The life of those who dwell in the secret place of the Most High may be called a Hidden Life, because the animating principle, the vital or operative element, is not so much in itself as in another. It is a life grafted into another life. It is the life of the soul, incorporated into the life of Christ; and in such a way, that, while it has a distinct vitality, it has so very much in the sense, in which the branch of a tree may be said to have a distinct vitality from the root.

Thursday, March 17, 2016

Faith is Calm Where Reason is Confounded

During some years past, there have been great changes and perplexities in nations. All the positions of society have been reversed; problems have been started which affect the basis of civilization; governments have been overturned; the low have been elevated to places of power; and the great have been driven into exile or cast into dungeons. The man of the world reasons; politicians gather up the letters of history, and try to spell something which will disclose the mysteries of the future. But God keeps his own counsels. The wheels of his vast government move on. But he who trusts in God is not troubled. His belief in the Creator harmonizes and triumphs over the confusions of the creature. And faith is calm, where reason is confounded.

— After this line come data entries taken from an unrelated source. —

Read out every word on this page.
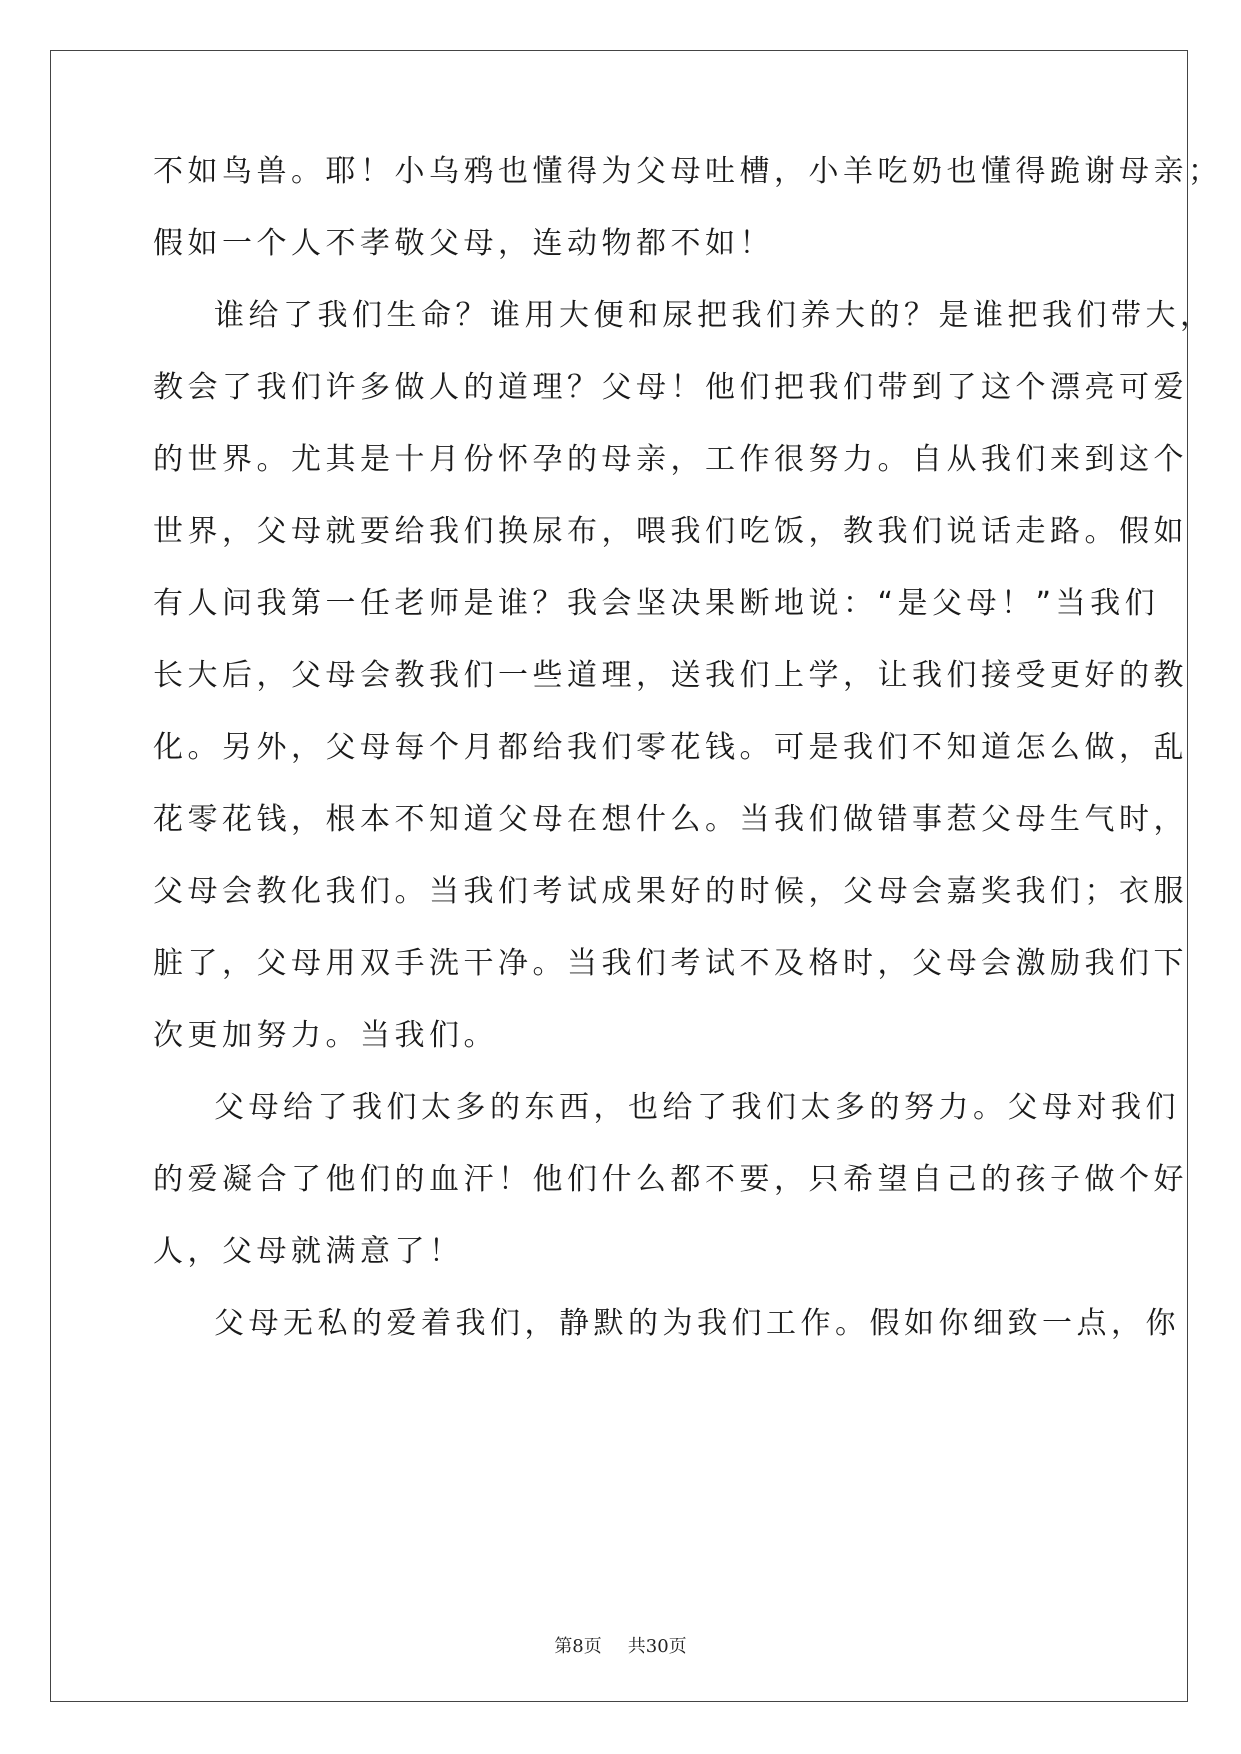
不如鸟兽。耶！小乌鸦也懂得为父母吐槽，小羊吃奶也懂得跪谢母亲；
假如一个人不孝敬父母，连动物都不如！
谁给了我们生命？谁用大便和尿把我们养大的？是谁把我们带大，
教会了我们许多做人的道理？父母！他们把我们带到了这个漂亮可爱
的世界。尤其是十月份怀孕的母亲，工作很努力。自从我们来到这个
世界，父母就要给我们换尿布，喂我们吃饭，教我们说话走路。假如
有人问我第一任老师是谁？我会坚决果断地说：“是父母！”当我们
长大后，父母会教我们一些道理，送我们上学，让我们接受更好的教
化。另外，父母每个月都给我们零花钱。可是我们不知道怎么做，乱
花零花钱，根本不知道父母在想什么。当我们做错事惹父母生气时，
父母会教化我们。当我们考试成果好的时候，父母会嘉奖我们；衣服
脏了，父母用双手洗干净。当我们考试不及格时，父母会激励我们下
次更加努力。当我们。
父母给了我们太多的东西，也给了我们太多的努力。父母对我们
的爱凝合了他们的血汗！他们什么都不要，只希望自己的孩子做个好
人，父母就满意了！
父母无私的爱着我们，静默的为我们工作。假如你细致一点，你
第8页 共30页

Thou who seekest the truth! Having exercised thy reason, till thou findest there is no peace in it, rest at last in the God of reason. Link the weakness of finite wisdom to the strength of Infinite wisdom. What thou knowest not, believe that God knows. Blindfolded to the future, nevertheless walk on, with God's hand to guide thee. And thus accept the fulness and strength of Infinite wisdom, which is pledged to all those who have faith, as a compensation for the deficiencies and weakness of thine own. God will work out problems for the humility of faith, which he hides from the confidence of unsanctified deduction. And thus the truly humble and devout Christian, who knows nothing but his Bible, will have more true peace of spirit than the unbelieving philosopher.

— edited from A Treatise on Divine Union (1851) Part 8, Chapter 2.